Prof. Dr. Corrie Bakels has held the chair in palaeoeconomy at Leiden University, the Netherlands, since 1988. Her specialisations are prehistoric and early historic agriculture, archaeobotany and vegetation history. She graduated in 1978 on an analysis of early farming societies in the Netherlands and Bavaria, Germany. Since then she has participated in many archaeological projects in Western Continental Europe. A synthesis of her work on the agrarian history of the Western European loess belt, 5300 BC – AD 1000 has appeared in 2009.
Quentin performed his PhD study within the research project Ancestral Mounds.In his research he dealt with groups of barrows and their position within the landscape. Through extensive GIS-analyses he attempted to shed some light on the choice of location for the placement of the burial monuments. Why were they placed there, what could be seen from that location, and how did this develop through time?
David Fontijn is professor in the Archaeology of Early Europe at the Faculty of Archaeology, University of Leiden, the Netherlands. His research deals with the early agrarian societies of Europe from prehistory up until the early historical period, with special attention to the Bronze Age and (early) Iron Age, the exchange and deposition of metalwork and on the archaeology of so-called “ritual” landscapes. He is currently leading the NWO-VICI project “Economies of Destruction” investigating the puzzling destruction of valuable objects in Bronze Age Europe (2015-).
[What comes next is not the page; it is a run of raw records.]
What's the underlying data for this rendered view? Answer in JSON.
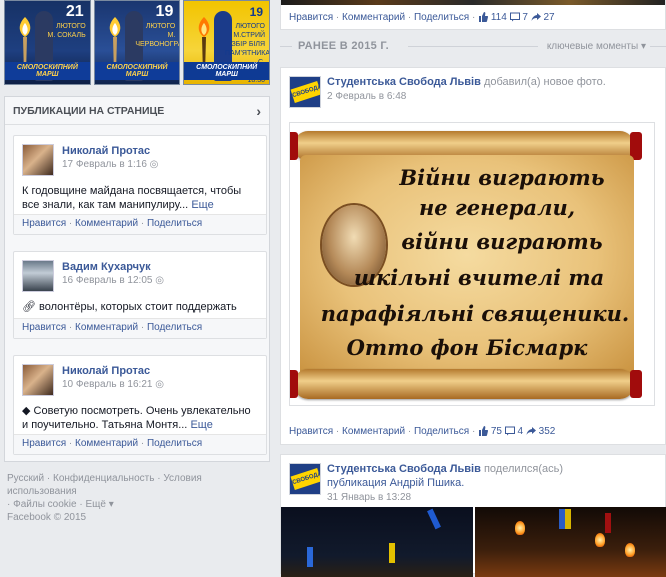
{
  "banners": [
    {
      "date": "21",
      "month": "ЛЮТОГО",
      "text": "М. СОКАЛЬ",
      "caption": "СМОЛОСКИПНИЙ МАРШ"
    },
    {
      "date": "19",
      "month": "ЛЮТОГО",
      "text": "М. ЧЕРВОНОГРАД",
      "caption": "СМОЛОСКИПНИЙ МАРШ"
    },
    {
      "date": "19",
      "month": "ЛЮТОГО М.СТРИЙ",
      "text": "ЗБІР БІЛЯ ПАМ'ЯТНИКА С. БАНДЕРИ 18:30",
      "caption": "СМОЛОСКИПНИЙ МАРШ"
    }
  ],
  "pages_panel": {
    "title": "ПУБЛИКАЦИИ НА СТРАНИЦЕ",
    "posts": [
      {
        "author": "Николай Протас",
        "time": "17 Февраль в 1:16",
        "text": "К годовщине майдана посвящается, чтобы все знали, как там манипулиру...",
        "more": "Еще",
        "actions": [
          "Нравится",
          "Комментарий",
          "Поделиться"
        ]
      },
      {
        "author": "Вадим Кухарчук",
        "time": "16 Февраль в 12:05",
        "text": "волонтёры, которых стоит поддержать",
        "more": "",
        "actions": [
          "Нравится",
          "Комментарий",
          "Поделиться"
        ]
      },
      {
        "author": "Николай Протас",
        "time": "10 Февраль в 16:21",
        "text": "Советую посмотреть. Очень увлекательно и поучительно. Татьяна Монтя...",
        "more": "Еще",
        "actions": [
          "Нравится",
          "Комментарий",
          "Поделиться"
        ]
      }
    ]
  },
  "footer": {
    "line1": "Русский · Конфиденциальность · Условия использования",
    "line2": "· Файлы cookie · Ещё ▾",
    "line3": "Facebook © 2015"
  },
  "top_post_actions": {
    "like": "Нравится",
    "comment": "Комментарий",
    "share": "Поделиться",
    "likes": "114",
    "comments": "7",
    "shares": "27"
  },
  "earlier": {
    "title": "РАНЕЕ В 2015 Г.",
    "moments": "ключевые моменты ▾"
  },
  "post1": {
    "author": "Студентська Свобода Львів",
    "verb": "добавил(а) новое фото.",
    "time": "2 Февраль в 6:48",
    "quote_lines": [
      "Війни виграють",
      "не генерали,",
      "війни виграють",
      "шкільні вчителі та",
      "парафіяльні священики.",
      "Отто фон Бісмарк"
    ],
    "like": "Нравится",
    "comment": "Комментарий",
    "share": "Поделиться",
    "likes": "75",
    "comments": "4",
    "shares": "352"
  },
  "post2": {
    "author": "Студентська Свобода Львів",
    "verb": "поделился(ась)",
    "shared": "публикация Андрій Пшика.",
    "time": "31 Январь в 13:28"
  },
  "colors": {
    "link": "#3b5998",
    "muted": "#90949c",
    "bg": "#e9ebee"
  }
}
Richard Jansen is fulltime lecturer in Applied Archaeology and European Prehistory at the Faculty of Archaeology, University of Leiden. Between 2008 and 2018 he also was the municipal-archaeologist of Oss. His (PhD-)research focuses on the long-term structuring of the (settlement) landscape from the late prehistory until the Roman Period, especially on the extensively researched sandy soils of Oss, but also within the larger MSD-region.